DEBATTE: Souveränität und Recht
■ Der Zagreber Philosoph Zarko Puhovski wünscht sich mehr Einmischung in die inneren Angelegenheiten in Kroatien, besonders von Deutschland
Die aktuelle Ausgangsposition im deutsch-kroatischen Verhältnis scheint ziemlich eindeutig: Das offizielle Deutschland hat reichlich (politisch) investiert, die kroatische Obrigkeit (wie sich die neue Führungsschicht selbst nennt) hat dagegen viel (und meistens nicht öffentlich) versprochen. Die beiden Seiten sollten auch weiterhin gut zusammenarbeiten. Denn es liegt eine große Chance in dieser Zusammenarbeit. Es geht nämlich nicht nur um gute Beziehungen, sondern auch darum, aus der jetzt entstandenen politischen Situation einen verallgemeinerbaren Präzedenzfall zu machen. Dieser Präzedenzfall könnte sogar zu einem neuen Prinzip der internationalen Gemeinschaft aufsteigen. Wenn nämlich die Abschaffung eines Kerngrundsatzes des kalten Krieges vorausgesetzt wird, nämlich das der „Nichteinmischung in die inneren Angelegenheiten der Subjekte des Völkerrechts“. Weiter noch: Es bedeutete faktisch die Abschaffung des Prinzips der „inneren Angelegenheiten“ als solches — wenigstens in den Fällen, bei denen es um höhere Prinzipien geht, zum Beispiel das der Menschenrechte.
Wenn diese Forderung allgemein akzeptiert wäre, schlösse sich folgende Frage an: Warum soll man gerade im Verhältnis der Deutschen und Kroaten (oder andersherum) neue Prizipien zu schaffen versuchen? Die Antwort liegt auf der Hand: Kroatien ist einer der neuen Staaten, die nach dem Ende des kalten Krieges konstitiuiert wurden, die gerade, weil es das Ende des kalten Krieges gab, überhaupt erst möglich wurden. Hinzu kommt noch, daß Kroatien bisher der einzige Staat war, der unmittelbar aus einem Verteidigungskrieg heraus anerkannt worden ist. Bekanntlich war ja die Bundesrepublik Deutschland der entschiedenste Garant für die internationale Anerkennung Kroatiens. Nicht nur die serbische Propaganda sieht in dieser Tatsache eine Wiederkehr der (häßlichen) Geschichte. Es ist deshalb im Interesse der deutschen Glaubwürdigkeit innerhalb der EG (und nicht nur dort), sich als ein Staat zu behaupten, der eine Außenpolitik macht, die nicht mehr als traditionelle Machtpolitik verstanden werden kann.
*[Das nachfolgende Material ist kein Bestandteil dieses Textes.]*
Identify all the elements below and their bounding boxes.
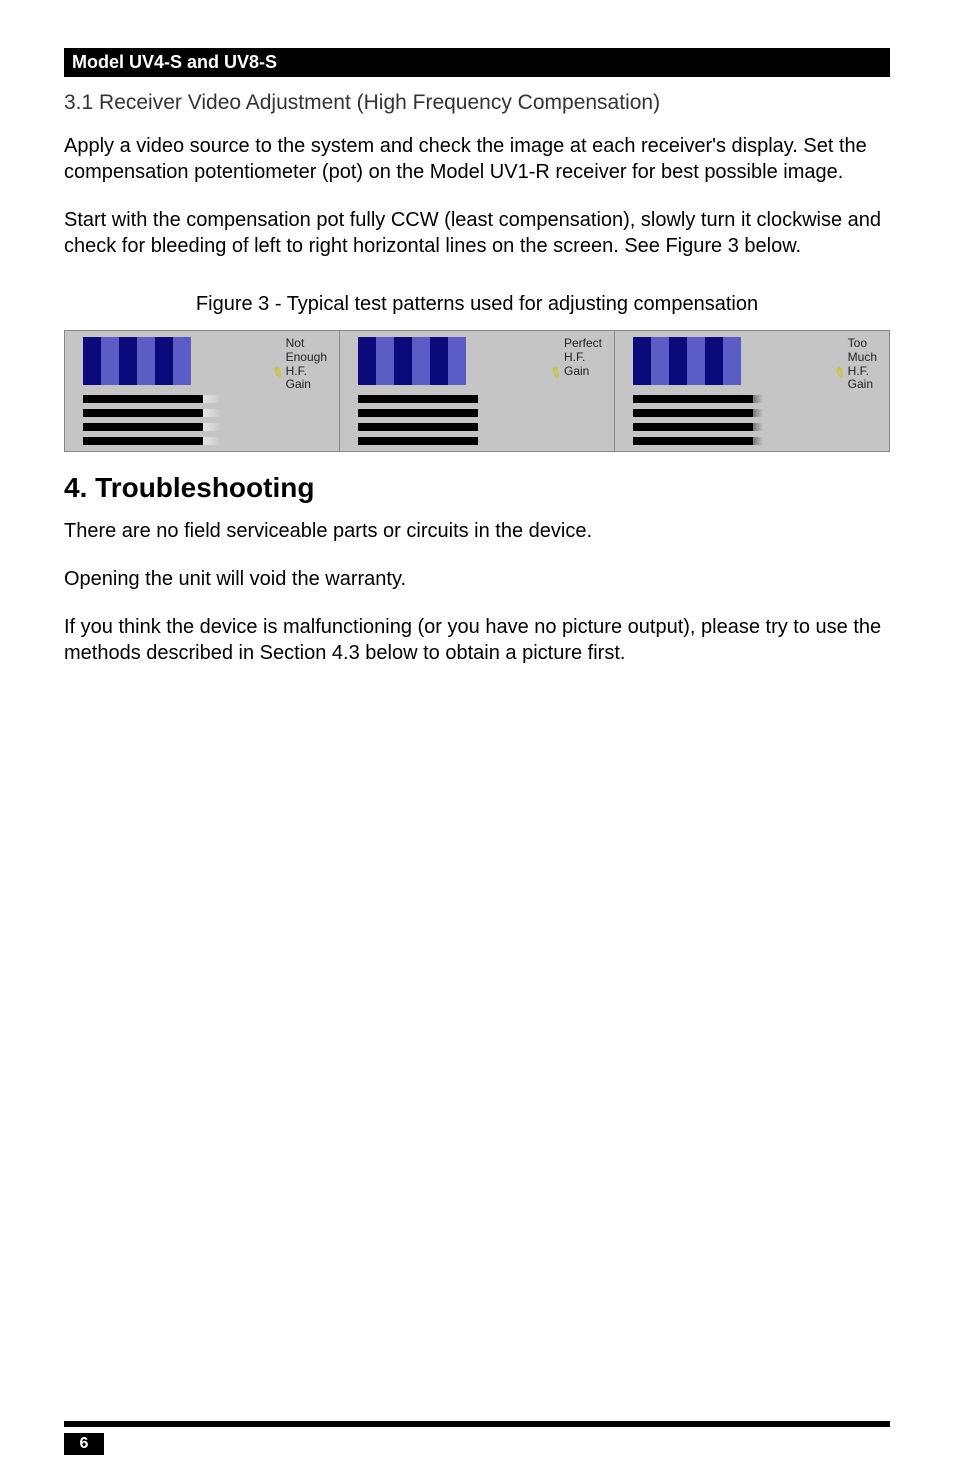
pattern-perfect: ✎ Perfect H.F. Gain: [340, 331, 615, 451]
pattern-label-l3: H.F.: [848, 365, 877, 379]
figure-3-patterns: ✎ Not Enough H.F. Gain: [64, 330, 890, 452]
figure-3-caption: Figure 3 - Typical test patterns used fo…: [64, 293, 890, 316]
section-3-1-heading: 3.1 Receiver Video Adjustment (High Freq…: [64, 91, 890, 115]
pattern-label-l2: Much: [848, 351, 877, 365]
pattern-not-enough: ✎ Not Enough H.F. Gain: [65, 331, 340, 451]
pattern-label-l4: Gain: [564, 365, 602, 379]
model-header: Model UV4-S and UV8-S: [64, 48, 890, 77]
section-4-heading: 4. Troubleshooting: [64, 472, 890, 504]
pattern-label-l4: Gain: [286, 378, 327, 392]
arrow-icon: ✎: [269, 363, 286, 383]
footer-rule: [64, 1421, 890, 1427]
pattern-label-l3: H.F.: [286, 365, 327, 379]
pattern-label-l3: H.F.: [564, 351, 602, 365]
page-number: 6: [64, 1433, 104, 1455]
pattern-label-l2: Perfect: [564, 337, 602, 351]
pattern-label-l2: Enough: [286, 351, 327, 365]
section-4-para-1: There are no field serviceable parts or …: [64, 518, 890, 544]
section-4-para-2: Opening the unit will void the warranty.: [64, 566, 890, 592]
section-3-1-para-2: Start with the compensation pot fully CC…: [64, 207, 890, 259]
section-3-1-para-1: Apply a video source to the system and c…: [64, 133, 890, 185]
section-4-para-3: If you think the device is malfunctionin…: [64, 614, 890, 666]
pattern-too-much: ✎ Too Much H.F. Gain: [615, 331, 889, 451]
pattern-label-l1: Too: [848, 337, 877, 351]
arrow-icon: ✎: [831, 363, 848, 383]
pattern-label-l1: Not: [286, 337, 327, 351]
arrow-icon: ✎: [547, 363, 564, 383]
pattern-label-l4: Gain: [848, 378, 877, 392]
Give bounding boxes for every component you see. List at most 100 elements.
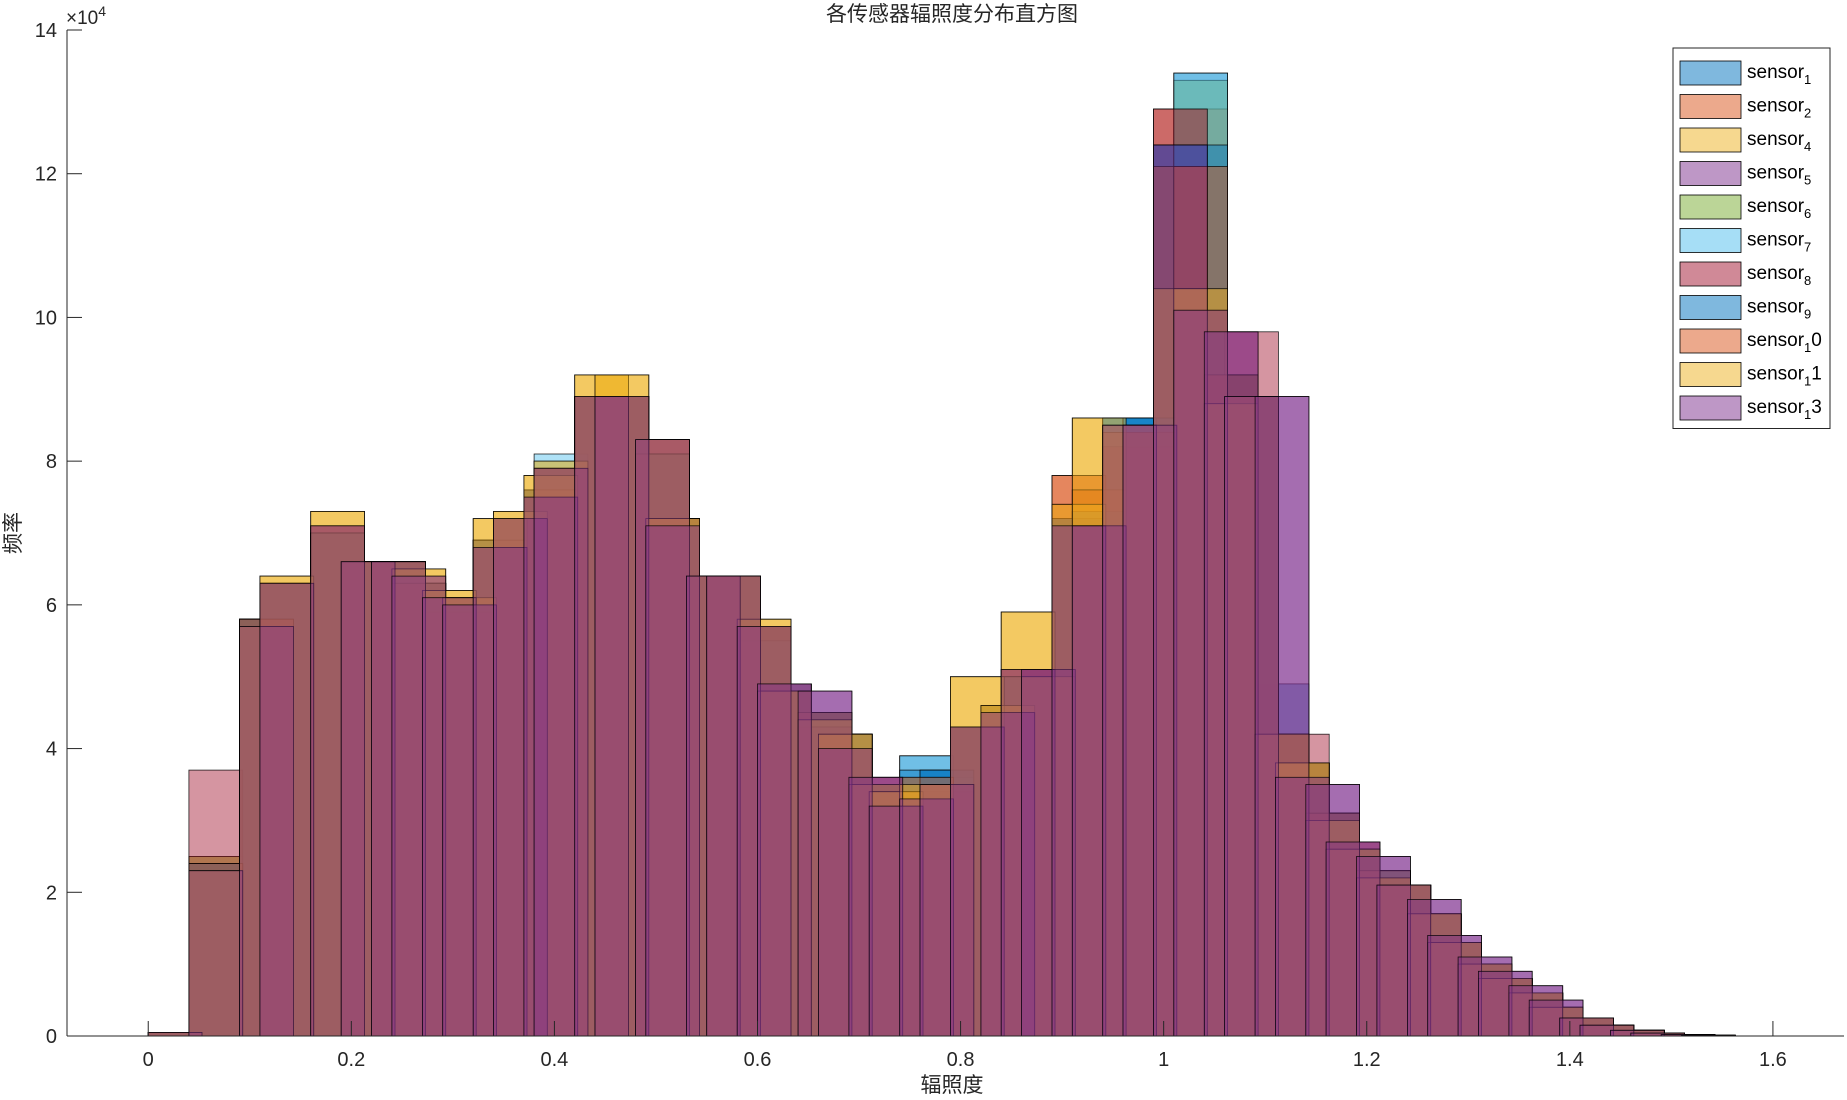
bar [736, 626, 792, 1037]
bar [1224, 396, 1279, 1037]
bar [523, 489, 579, 1037]
bar [259, 582, 315, 1037]
bar [1427, 942, 1482, 1037]
bar [310, 532, 365, 1037]
bar [1376, 884, 1432, 1037]
bar [686, 575, 741, 1037]
bar [686, 575, 741, 1037]
bar [1021, 676, 1076, 1037]
bar [868, 791, 924, 1037]
bar [1021, 669, 1076, 1037]
bar [391, 575, 447, 1037]
bar [1203, 374, 1259, 1037]
legend-swatch [1679, 161, 1742, 186]
bar [1000, 669, 1056, 1037]
y-tick-label: 10 [35, 307, 57, 329]
bar [1203, 374, 1259, 1037]
bar [686, 575, 741, 1037]
bar [1173, 72, 1229, 1037]
bar [340, 561, 396, 1037]
bar [1021, 669, 1076, 1037]
bar [919, 784, 975, 1037]
bar [472, 547, 528, 1037]
bar [1122, 424, 1178, 1037]
histogram-bars [147, 72, 1736, 1037]
bar [757, 690, 812, 1037]
bar [848, 784, 904, 1037]
bar [391, 582, 447, 1037]
bar [899, 755, 954, 1037]
bar [239, 618, 294, 1037]
bar [980, 705, 1036, 1037]
bar [635, 453, 690, 1037]
bar [239, 626, 294, 1037]
bar [188, 870, 244, 1037]
x-tick-label: 0 [143, 1049, 154, 1071]
bar [736, 618, 792, 1037]
bar [421, 611, 477, 1037]
bar [1427, 935, 1482, 1037]
bar [635, 439, 690, 1037]
bar [1173, 166, 1229, 1037]
bar [1203, 374, 1259, 1037]
bar [950, 726, 1005, 1037]
bar [1356, 870, 1411, 1037]
bar [442, 597, 497, 1037]
bar [757, 690, 812, 1037]
bar [950, 676, 1005, 1037]
bar [239, 618, 294, 1037]
bar [1102, 417, 1157, 1037]
bar [533, 460, 589, 1037]
bar [1478, 978, 1533, 1037]
bar [442, 604, 497, 1037]
bar [1457, 963, 1513, 1037]
bar [848, 784, 904, 1037]
axes: 0 0.2 0.4 0.6 0.8 1 1.2 1.4 1.6 0 2 4 6 8 10 12 14 [35, 20, 1844, 1071]
bar [1305, 820, 1361, 1037]
bar [1153, 166, 1208, 1037]
bar [1122, 431, 1178, 1037]
legend-entry: sensor5 [1679, 161, 1811, 188]
bar [1376, 884, 1432, 1037]
bar [1508, 985, 1564, 1037]
bar [1508, 985, 1564, 1037]
bar [1071, 510, 1127, 1037]
bar [1254, 733, 1310, 1037]
bar [1224, 331, 1279, 1037]
bar [594, 396, 650, 1037]
bar [1305, 820, 1361, 1037]
bar [1407, 913, 1462, 1037]
bar [1122, 424, 1178, 1037]
bar [899, 755, 954, 1037]
bar [706, 575, 761, 1037]
legend-swatch [1679, 295, 1742, 320]
bar [1478, 970, 1533, 1037]
legend-entry: sensor13 [1679, 395, 1822, 422]
bar [1122, 417, 1178, 1037]
bar [1122, 446, 1178, 1037]
legend-swatch [1679, 94, 1742, 119]
bar [1224, 396, 1279, 1037]
legend-swatch [1679, 194, 1742, 220]
bar [1457, 963, 1513, 1037]
bar [1051, 518, 1107, 1037]
bar [1203, 374, 1259, 1037]
bar [950, 676, 1005, 1037]
bar [1000, 676, 1056, 1037]
bar [421, 597, 477, 1037]
bar [1021, 676, 1076, 1037]
bar [919, 769, 975, 1037]
x-tick-label: 1.4 [1556, 1049, 1584, 1071]
y-exponent-label: ×104 [66, 3, 106, 29]
legend-entry: sensor4 [1679, 127, 1811, 154]
legend-swatch [1679, 395, 1742, 421]
bar [442, 597, 497, 1037]
bar [645, 518, 700, 1037]
bar [188, 863, 244, 1037]
y-axis-title: 频率 [1, 512, 25, 554]
bar [533, 467, 589, 1037]
bar [259, 575, 315, 1037]
bar [868, 791, 924, 1037]
bar [1325, 848, 1381, 1037]
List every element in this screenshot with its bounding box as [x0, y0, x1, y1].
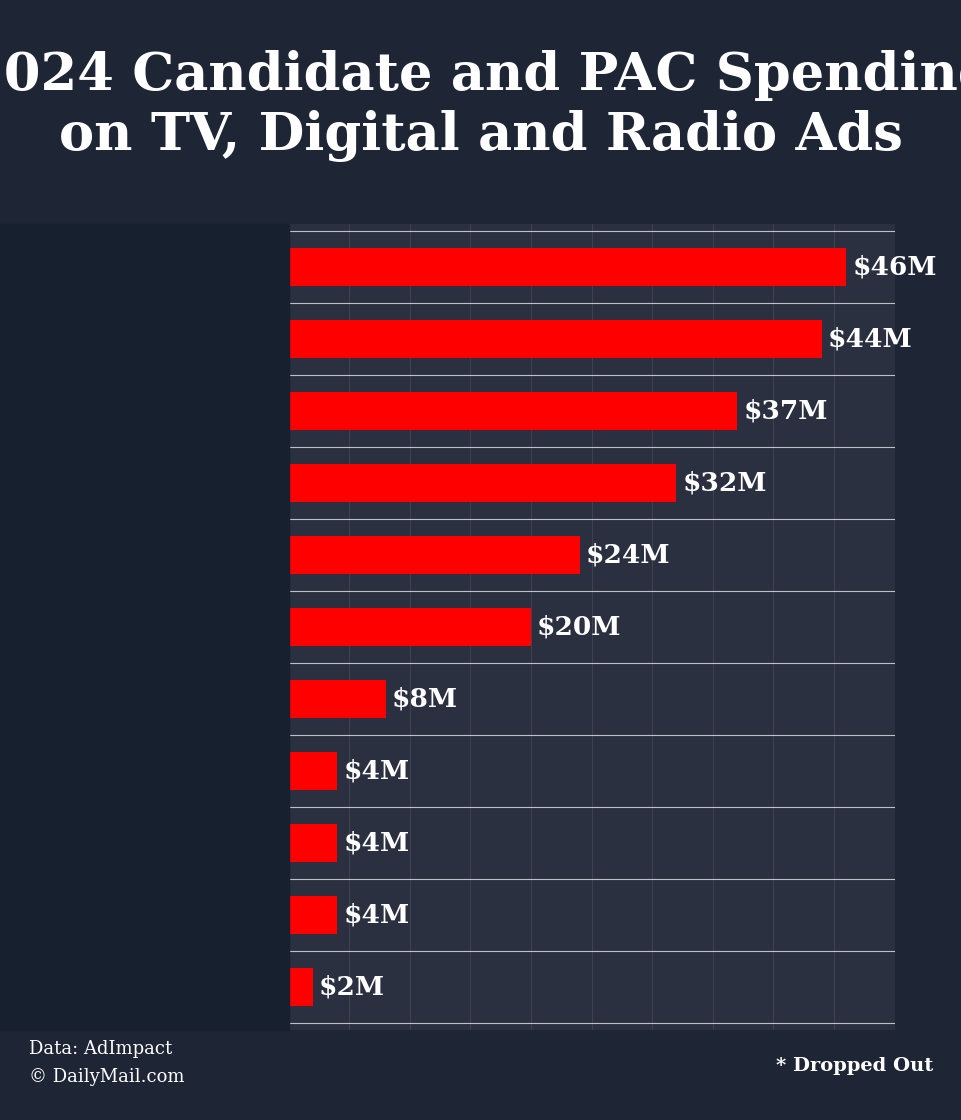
Bar — [288, 536, 579, 573]
Bar — [288, 896, 336, 934]
Text: $4M: $4M — [343, 831, 409, 856]
Bar — [288, 969, 312, 1006]
Text: $46M: $46M — [851, 254, 936, 280]
Text: * Dropped Out: * Dropped Out — [776, 1057, 932, 1075]
Text: $8M: $8M — [391, 687, 457, 711]
Text: $24M: $24M — [585, 543, 670, 568]
Bar — [288, 465, 676, 502]
Text: Data: AdImpact: Data: AdImpact — [29, 1040, 172, 1058]
Text: © DailyMail.com: © DailyMail.com — [29, 1068, 185, 1086]
Bar — [288, 753, 336, 790]
Bar — [288, 681, 385, 718]
Bar — [288, 320, 821, 358]
Bar — [288, 824, 336, 862]
Text: $4M: $4M — [343, 758, 409, 784]
Text: $37M: $37M — [743, 399, 826, 423]
Text: $32M: $32M — [682, 470, 766, 496]
Text: 2024 Candidate and PAC Spending
on TV, Digital and Radio Ads: 2024 Candidate and PAC Spending on TV, D… — [0, 50, 961, 162]
Bar — [288, 608, 530, 646]
Text: $20M: $20M — [536, 615, 621, 640]
Text: $44M: $44M — [827, 327, 912, 352]
Text: $2M: $2M — [318, 974, 384, 1000]
Bar — [288, 392, 736, 430]
Bar — [288, 249, 846, 286]
Text: $4M: $4M — [343, 903, 409, 927]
Offizielle Stellen der beiden Seiten im jetzigen jugoslawischen Konflikt (und der Konflikt ist fast das letzte jugoslawische Element, das noch existiert) neigen dazu, die deutsche Rolle in der Region zu überschätzen. Die jugoserbische Seite redet dauernd von der Gefahr des „4.Reichs“ und ist dabei sogar bereit, die Kroaten zu amnestieren. Mit der Behauptung nämlich, daß im Grunde die deutschen Interessen den Krieg ausgelöst hätten. (Das Postmoderne an der Argumentation ist, daß der deutsche Bedarf an Atommüllanlagen der Grund dafür sein soll.) Die kroatische Seite dagegen hofft auf die traditionellen Sympathien Deutschlands für Kroatien — und damit gegen Serbien. Beide Seiten sind sich also einig in der Annahme, daß man mit der deutschen Rolle rechnen muß und daß sie sehr wichtig, wenn nicht entscheidend ist.
Die deutsche Rolle in der jugoslawischen Krise hat also mit vielen Erwartungen zu tun. Aber letzten Endes ist es aus deutscher Sicht wirklich nicht allzu wichtig, nur der einen oder anderen Seite zu helfen, sondern als demokratischer Staat aufzutreten und Druck auszuüben, wie es auch dann und wann in den letzten Monaten der Fall war. Wenn aber dieser Druck nur taktischem Kalkül entspringt, kann er die politische Situation eines Landes, auf das er ausgeübt wird, nicht verbessern, aus taktischen Gründen ausgeübter Druck wird lediglich taktische Züge hervorbringen.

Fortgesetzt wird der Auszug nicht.